Nos recrutements sont nos Ambassadrices et intrapreuneuses
Elles sont devenues les ambassadrices de l’entreprise, la première image et la dernière que voient les clients. Sans le savoir, elles ont intégré de manière complète notre philosophie et elles la transmettent à tous nos visiteurs. Nous sommes des aménageurs de bureaux prônant le changement de l’espace et un management plus horizontal afin de développer la créativité ; et Marie-Claire comme Sophie ont compris que les entreprises avaient, et allaient changer, pour devenir des lieux à mi-chemin entre sa propre maison et un hôtel, proposant des services aux collaborateurs pour qu’ils se sentent comme à la maison.

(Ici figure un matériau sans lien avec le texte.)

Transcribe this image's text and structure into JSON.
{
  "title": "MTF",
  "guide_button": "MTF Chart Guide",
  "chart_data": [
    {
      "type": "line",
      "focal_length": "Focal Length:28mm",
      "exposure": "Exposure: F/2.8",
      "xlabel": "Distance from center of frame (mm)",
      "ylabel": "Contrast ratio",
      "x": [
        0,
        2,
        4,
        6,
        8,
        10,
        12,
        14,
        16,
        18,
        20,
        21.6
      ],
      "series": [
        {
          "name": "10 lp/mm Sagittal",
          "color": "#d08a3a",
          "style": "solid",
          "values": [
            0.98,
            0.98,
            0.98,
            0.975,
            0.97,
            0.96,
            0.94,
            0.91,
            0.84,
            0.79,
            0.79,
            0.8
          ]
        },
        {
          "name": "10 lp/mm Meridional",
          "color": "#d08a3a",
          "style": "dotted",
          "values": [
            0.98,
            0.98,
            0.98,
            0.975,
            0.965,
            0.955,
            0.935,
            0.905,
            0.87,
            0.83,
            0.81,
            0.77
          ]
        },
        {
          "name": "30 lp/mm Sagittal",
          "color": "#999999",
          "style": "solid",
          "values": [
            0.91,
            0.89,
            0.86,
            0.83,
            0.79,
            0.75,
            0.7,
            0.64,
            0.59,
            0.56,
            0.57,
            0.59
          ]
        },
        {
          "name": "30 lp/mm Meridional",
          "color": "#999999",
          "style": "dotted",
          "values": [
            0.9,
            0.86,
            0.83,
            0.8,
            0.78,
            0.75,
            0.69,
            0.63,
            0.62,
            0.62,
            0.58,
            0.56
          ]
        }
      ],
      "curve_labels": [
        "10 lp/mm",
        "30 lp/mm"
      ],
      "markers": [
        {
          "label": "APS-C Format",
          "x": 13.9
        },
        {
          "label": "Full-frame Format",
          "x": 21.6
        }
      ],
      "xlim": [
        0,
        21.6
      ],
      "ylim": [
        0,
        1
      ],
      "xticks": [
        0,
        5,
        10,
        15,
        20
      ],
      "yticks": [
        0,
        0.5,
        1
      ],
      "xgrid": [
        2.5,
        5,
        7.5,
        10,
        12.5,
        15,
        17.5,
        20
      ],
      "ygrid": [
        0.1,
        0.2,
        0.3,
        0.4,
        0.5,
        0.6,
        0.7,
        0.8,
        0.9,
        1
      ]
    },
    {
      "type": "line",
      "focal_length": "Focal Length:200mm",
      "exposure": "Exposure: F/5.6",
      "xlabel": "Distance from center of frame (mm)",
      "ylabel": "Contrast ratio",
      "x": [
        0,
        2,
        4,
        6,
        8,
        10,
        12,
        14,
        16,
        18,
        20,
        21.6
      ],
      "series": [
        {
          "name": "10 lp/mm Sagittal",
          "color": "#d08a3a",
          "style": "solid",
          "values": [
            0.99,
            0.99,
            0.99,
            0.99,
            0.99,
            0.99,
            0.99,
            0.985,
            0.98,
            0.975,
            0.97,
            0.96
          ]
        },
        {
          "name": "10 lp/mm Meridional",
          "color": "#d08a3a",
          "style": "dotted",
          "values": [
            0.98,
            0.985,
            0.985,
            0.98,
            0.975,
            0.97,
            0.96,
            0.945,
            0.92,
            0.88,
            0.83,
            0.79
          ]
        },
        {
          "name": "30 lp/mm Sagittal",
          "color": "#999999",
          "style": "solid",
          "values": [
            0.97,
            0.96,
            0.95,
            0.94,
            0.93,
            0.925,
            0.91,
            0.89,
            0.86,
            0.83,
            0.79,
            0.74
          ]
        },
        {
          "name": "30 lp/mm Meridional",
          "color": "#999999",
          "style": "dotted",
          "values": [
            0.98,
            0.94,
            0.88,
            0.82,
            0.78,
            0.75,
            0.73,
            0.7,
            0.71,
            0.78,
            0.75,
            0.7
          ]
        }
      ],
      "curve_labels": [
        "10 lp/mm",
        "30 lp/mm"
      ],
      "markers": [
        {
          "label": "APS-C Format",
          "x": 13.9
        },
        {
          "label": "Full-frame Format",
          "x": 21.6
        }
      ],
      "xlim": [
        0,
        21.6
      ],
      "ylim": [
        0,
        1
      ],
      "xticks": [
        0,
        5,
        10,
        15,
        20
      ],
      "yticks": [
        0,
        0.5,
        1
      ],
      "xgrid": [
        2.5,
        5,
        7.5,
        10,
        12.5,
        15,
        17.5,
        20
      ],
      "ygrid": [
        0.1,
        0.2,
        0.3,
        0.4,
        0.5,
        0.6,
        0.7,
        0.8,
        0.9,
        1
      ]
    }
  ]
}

Des opportunités de marchés sont déjà là grâce à elles, et d’autres changements plus profonds ont même pris place. Ces intrapreneuses nous ont proposé de faire des déjeuner d’affaire dans nos locaux en étant derrière les pianos et fourneaux plutôt que dans des restaurants impersonnels. Elles prennent part aux actions qui dessinent notre avenir
La prise de conscience a donc été profonde pour moi. Nombre sont les entreprises à appeler à la « disruption » et à penser qu’elle se trouve dans la jeunesse. C’est parfois le cas et parfois non. La raison est simple : ce n’est pas l’âge qui est le critère discriminant. Nous pouvons dresser des tendances statistiques dans les générations, elles sont utiles pour recruter mais ne doivent pas virer au dogmatisme.
Car à dire vrai, je n’ai jamais rencontré de statistique en personne : les parcours des gens sont uniques, qu’importe notre volonté de leur imposer des cases.
Il y avait un besoin… Elles y répondent avec brio.